A ideologia sobre as políticas públicas tende a oscilar
entre dois polos: o Estado e o mercado. A partir dos anos 30 do século passado,
o pêndulo estava claramente do lado do Estado, com uma clara preferência por
políticas intervencionistas.
Nos anos 70 deu-se uma clara alteração deste estado de
coisas, primeiro com os fracassos económicos do intervencionismo, com o
surgimento da estagflação: inflação e desemprego elevados; depois com a
valorização dos teóricos liberais, como Hayek e Friedman, prémios Nobel da
economia em 1974 e 1976, respectivamente; e, finalmente, com a ascensão ao
poder de políticos liberais, como Thatcher e Reagan, em 1979 e 1981,
respectivamente.
Thatcher lançou um programa de liberalização da economia,
com privatizações maciças, que acabaram por contagiar a generalidade dos
países, para além do contributo para a liberalização política, nomeadamente
para a queda dos regimes comunistas.
Julgo que se deve elogiar a inovação empresarial versus uma
demasiado frequente inércia burocrática do Estado. Por outro lado, se as
empresas se desviam do bem comum, que nem é o seu propósito central, é também vulgar
isso acontecer no Estado, onde o bem estar geral deveria ser acautelado.

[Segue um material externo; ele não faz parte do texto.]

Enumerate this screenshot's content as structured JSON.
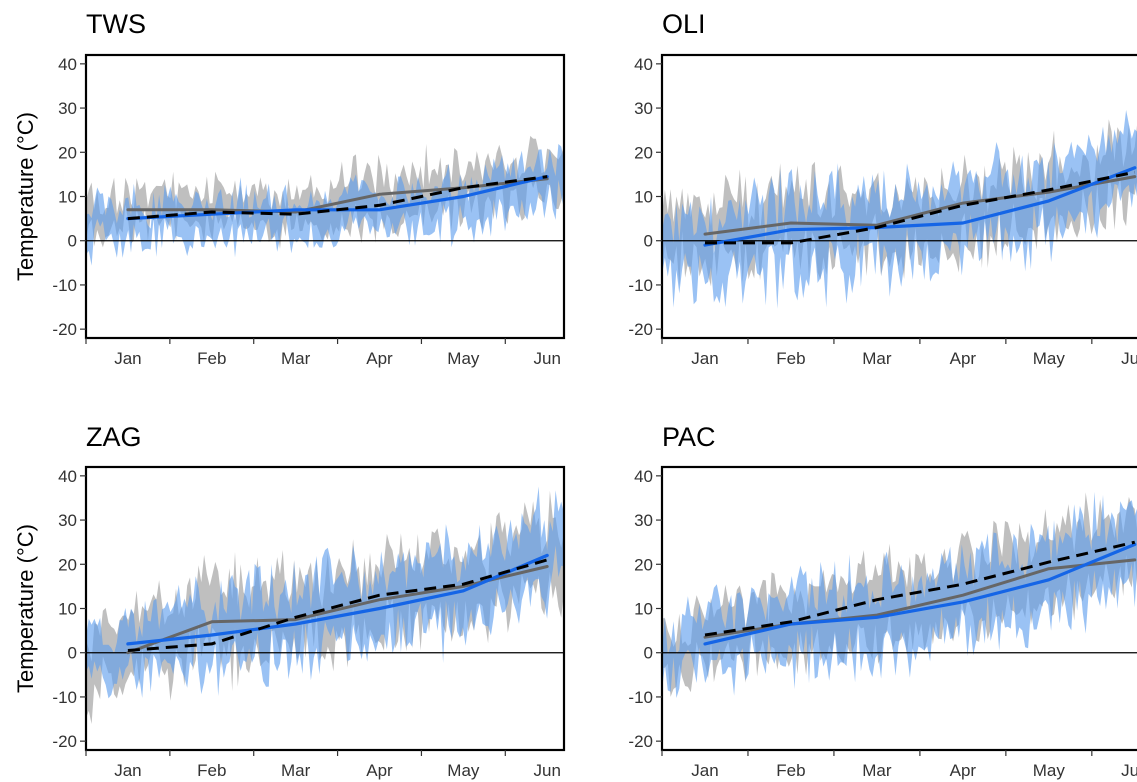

Mas a vitória política – relativa – liberal, dos mercados
sobre o Estado, encerra em si uma dura ironia.
É que há várias estruturas de mercado possíveis, desde o
extremo da concorrência perfeita, passando pelos oligopólios (mercados com
poucas empresas, com poder de influenciar os preços), até ao outro extremo, o
monopólio, onde o poder de mercado é máximo.
Do ponto de vista teórico, os mercados de concorrência
perfeita apresentam vantagens admiráveis, por produzirem os resultados mais
eficientes e por serem os mais equitativos. Já os mercados em oligopólio e
monopólio são muito menos interessantes, por produzirem ineficiências e graves
problemas de equidade.
Ou seja, a defesa do “mercado” só faz verdadeiramente
sentido quando falamos de mercados de concorrência perfeita ou perto disso, já
que nos outros casos é necessária uma forte intervenção do Estado (que só em
teoria é que funciona bem), para minorar as sérias deficiências que as outras
estruturas de mercado encerram.
Há aqui dois problemas. Por um lado, a sofisticação das
economias e dos produtos afasta-nos cada vez mais do paradigma da concorrência
perfeita. Por outro, deixadas a si próprias, as empresas farão tudo para se
desviarem da concorrência perfeita, onde os lucros são mínimos.
Assim, deixados a si próprios, os mercados tenderão,
naturalmente, a produzir os piores resultados, o mais afastados possível do
caso em que os mercados produzem as consequências socialmente mais
interessantes (em concorrência perfeita).
Gerou-se então um grave equívoco, que designei de “dura
ironia”, em que, quanto mais se defende a liberdade dos mercados (a menor
intervenção pública possível), mais nos afastamos das vantagens dos mercados.
O cúmulo desta “dura ironia” ocorreu com a liberalização
financeira da primeira década do século XXI. Ao permitir a criação de um
sistema financeiro e bancário “sombra”, sujeito a uma regulamentação mínima,
permitiram-se os maiores desmandos, que deram origem à crise financeira
iniciada em 2007, que colocou o mundo na mais grave crise económica desde a
Grande Depressão, iniciada em 1929.
O sucesso político do liberalismo não só trouxe esta grande
crise, como trouxe mudanças profundas em termos sociais, com uma profunda
alteração dos valores sociais. Uma das mais graves foi a transformação da
ganância numa virtude, uma das novidades mais lamentáveis.
O mundo não pára e, havendo muitos aspectos interessantes a reter do
liberalismo, há também muitas correcções a fazer.